IPSC Armenia
- Headquarters: Yerevan
- Location: Davtashen, 2nd District;
- President: Artyom Gevorgyan
- Parent organization: International Practical Shooting Confederation

= IPSC Armenia =

Sporting Organization in Armenia

IPSC Armenia (IPSC Հայաստան), also known as the Practical Shooting Federation of Armenia (Հայաստանի գործնական հրաձգության ֆեդերացիա) is the governing body for practical shooting in Armenia. Its headquarters are located in Yerevan.

== History ==
Artyom Gorgyan is the current president of the Federation. The Federation is a full member of the International Practical Shooting Confederation, within the "European Zone".

== Activities ==
In August 2015, the Federation organized the "You Can Defend Yourself" program in collaboration with the Japan Karate Association of Armenia, in which disabled persons were provided with shooting lessons and martial arts training.

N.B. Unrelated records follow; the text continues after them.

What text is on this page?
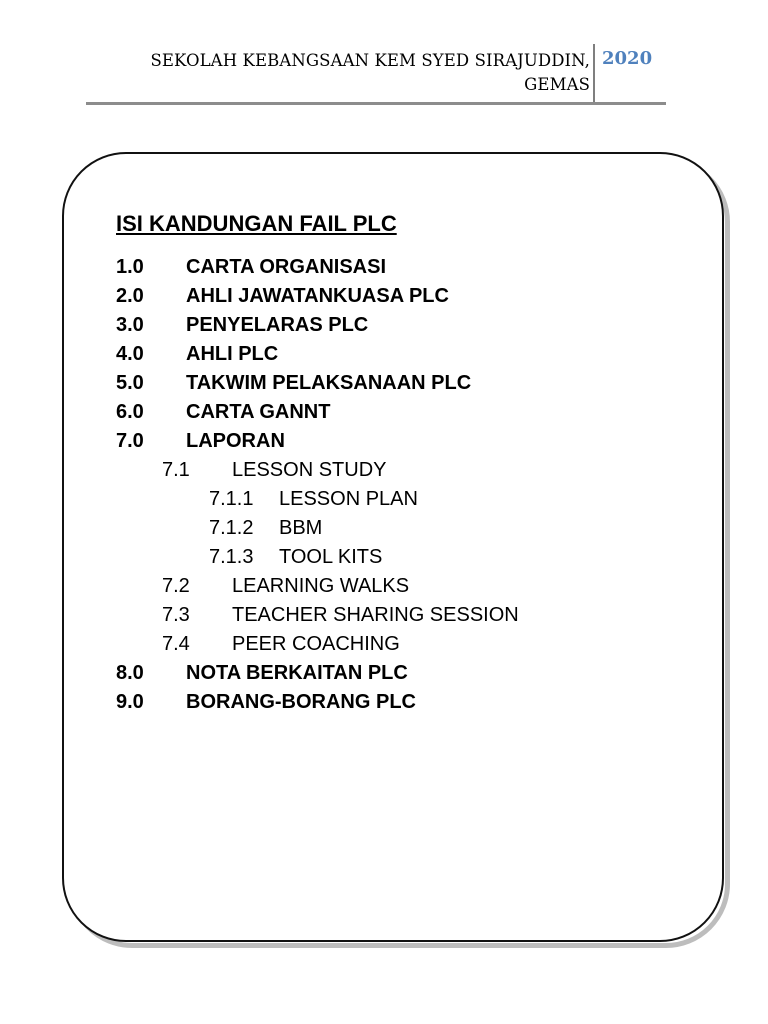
SEKOLAH KEBANGSAAN KEM SYED SIRAJUDDIN,
GEMAS
2020
ISI KANDUNGAN FAIL PLC
1.0 CARTA ORGANISASI
2.0 AHLI JAWATANKUASA PLC
3.0 PENYELARAS PLC
4.0 AHLI PLC
5.0 TAKWIM PELAKSANAAN PLC
6.0 CARTA GANNT
7.0 LAPORAN
7.1 LESSON STUDY
7.1.1 LESSON PLAN
7.1.2 BBM
7.1.3 TOOL KITS
7.2 LEARNING WALKS
7.3 TEACHER SHARING SESSION
7.4 PEER COACHING
8.0 NOTA BERKAITAN PLC
9.0 BORANG-BORANG PLC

The Federation hosts various shooting tournaments in Armenia. On 24 December 2018, the Federation held the "Pan-Armenian Sniper Shooting Tournament" in coordination with the Ministry of Defence of Armenia. The participants were mostly from law enforcement agencies of Armenia and Artsakh, as well as civilian snipers. The former Minister of Defence, David Tonoyan, was in attendance.